Alors, pourquoi me prêtes-tu ton argent ?

MÉROWÉE.

Parce que tu nous promets de jouer la mort de Bacchus et de représenter Bacchus.

JULIUS.

Ah ! tu m’as donc compris ? Soit ! Tu me hais ; moi, je ne te hais pas, je te dédaigne. Je laisse tomber ma vie. Ramasse.

MÉROWÉE.

Prends garde ! je suis même capable de prendre !

JULIUS, haussant les épaules, à la foule.

Vous avez votre argent, vous autres.

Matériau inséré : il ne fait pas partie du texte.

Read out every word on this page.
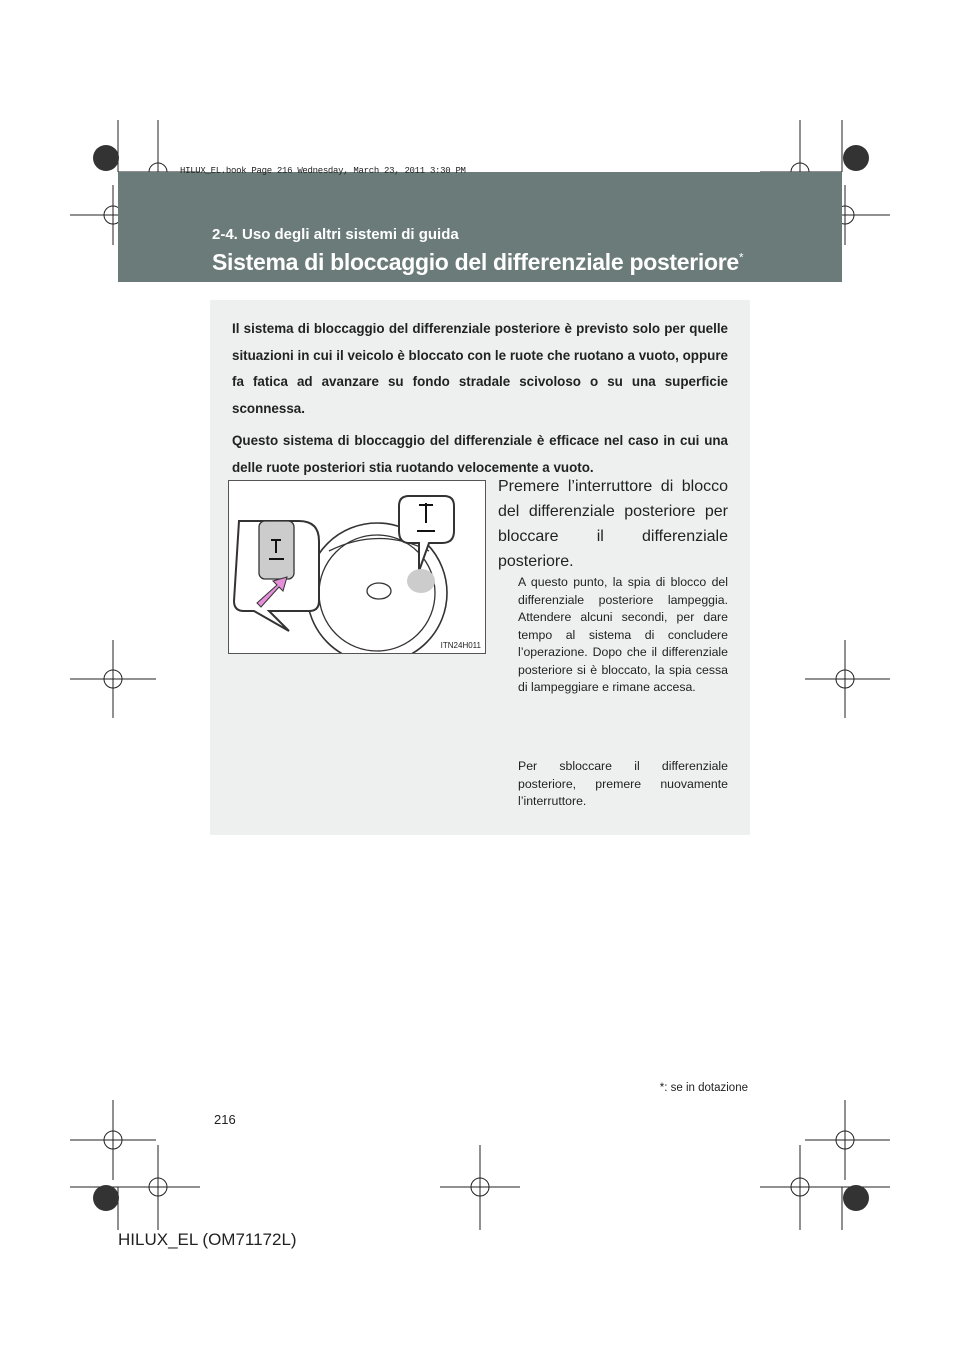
HILUX_EL.book Page 216 Wednesday, March 23, 2011 3:30 PM
2-4. Uso degli altri sistemi di guida
Sistema di bloccaggio del differenziale posteriore*

Il sistema di bloccaggio del differenziale posteriore è previsto solo per quelle situazioni in cui il veicolo è bloccato con le ruote che ruotano a vuoto, oppure fa fatica ad avanzare su fondo stradale scivoloso o su una superficie sconnessa.

Questo sistema di bloccaggio del differenziale è efficace nel caso in cui una delle ruote posteriori stia ruotando velocemente a vuoto.

ITN24H011
Premere l’interruttore di blocco del differenziale posteriore per bloccare il differenziale posteriore.
A questo punto, la spia di blocco del differenziale posteriore lampeggia. Attendere alcuni secondi, per dare tempo al sistema di concludere l’operazione. Dopo che il differenziale posteriore si è bloccato, la spia cessa di lampeggiare e rimane accesa.
Per sbloccare il differenziale posteriore, premere nuovamente l’interruttore.
*: se in dotazione
216
HILUX_EL (OM71172L)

Êtes-vous contents ?

FRIDOLIN.

Pas encore ! l’argent ne nourrit pas !... Du blé !

TOUS.

Du blé !... ou mort au Romain !

JULIUS.

Mérowée ! retiens donc tes corbeaux !

MÉROWÉE.

Oh ! je ne ferai pas cette injure à l’aigle !

LA FOULE.

Mort au Romain !

JULIUS.

Cinquante contre quatre ! Ah ! qui nous défendra ?

FRIDOLIN.

Qui nous donnera du blé ?

GENEVIÈVE, paraissait sur les marches de gauche.

Moi !

 

 

Scène VII

 

LES MÊMES, GENEVIÈVE

 

TOUS.

Geneviève !

JULIUS.

Geneviève ! n’approchez pas !

MÉROWÉE.

Ne descendez pas dans cette mêlée !

GENEVIÈVE.

Moi ! je descendrais tranquille dans la fosse aux lions !

JULIUS, à Hylas.

Ah ! vois comme elle dompte ces bêtes fauves, la charmeresse !

GENEVIÈVE.

Parisiens, – Romains ou barbares, païens ou chrétiens, – vous tous pauvres affamés, mes frères ! – j’ai vu votre cruelle détresse ; les passereaux mouraient dans les airs, et les petits enfants au sein des nourrices ; j’ai vendu alors tout mon patrimoine ; et je suis allée vous acheter du blé à Troyes. En ce moment, les bateaux chargés de vivres touchent la grève ; on se partage le pain avec des cris de joie, et c’est plaisir de voir le contentement des mères et l’étonnement des petits oiseaux.

JULIUS, à part.

Oh ! comment la vaincre ou seulement la troubler ?

TOUS.

Vive Geneviève !

GENEVIÈVE.

Ne remerciez que Dieu, le Dieu des souffrants. Criez-lui : merci ! et, en même temps, criez lui : grâce ! car un danger mille fois plus terrible que la famine est sur vos têtes.

FRIDOLIN.

Miséricorde ! quoi donc encore ?

GENEVIÈVE.

N’entendez-vous pas, du côté du levant, la terre qui tremble ? Un océan humain déborde, une armée de cinq cent mille hommes inonde la Gaule. Parisiens ! Attila, roi des Huns, sera dans huit jours à vos portes.

TOUS, avec effroi.

Attila !

JULIUS, d’une voix éclatante.

Ô Rome ! les sauvages nous vengent donc des Barbares ! Hylas ! tu vas sur-le-champ partir pour le camp d’Attila, et tu diras de ma part au fils des sorcières : « Julius Marcius t’invite aux bacchanales qu’il célèbre dans dix jours en son palais des Thermes. » Geneviève, Mérowée, peuple, vous serez tous les bienvenus – avec Attila.

Il sort avec sa suite.

TOUS, avec menace.

À mort !

GENEVIÈVE.

Arrêtez ! On ne frappe pas un aveugle, on le plaint. Parisiens ! je vous parle au nom du Dieu vivant, et je vous dis : Soyez tranquilles ! Courez à la grève et rassasiez-vous. Entrez au baptistère, et priez. Attila viendra aux portes de Paris, mais Attila n’entrera pas dans Paris. Allez !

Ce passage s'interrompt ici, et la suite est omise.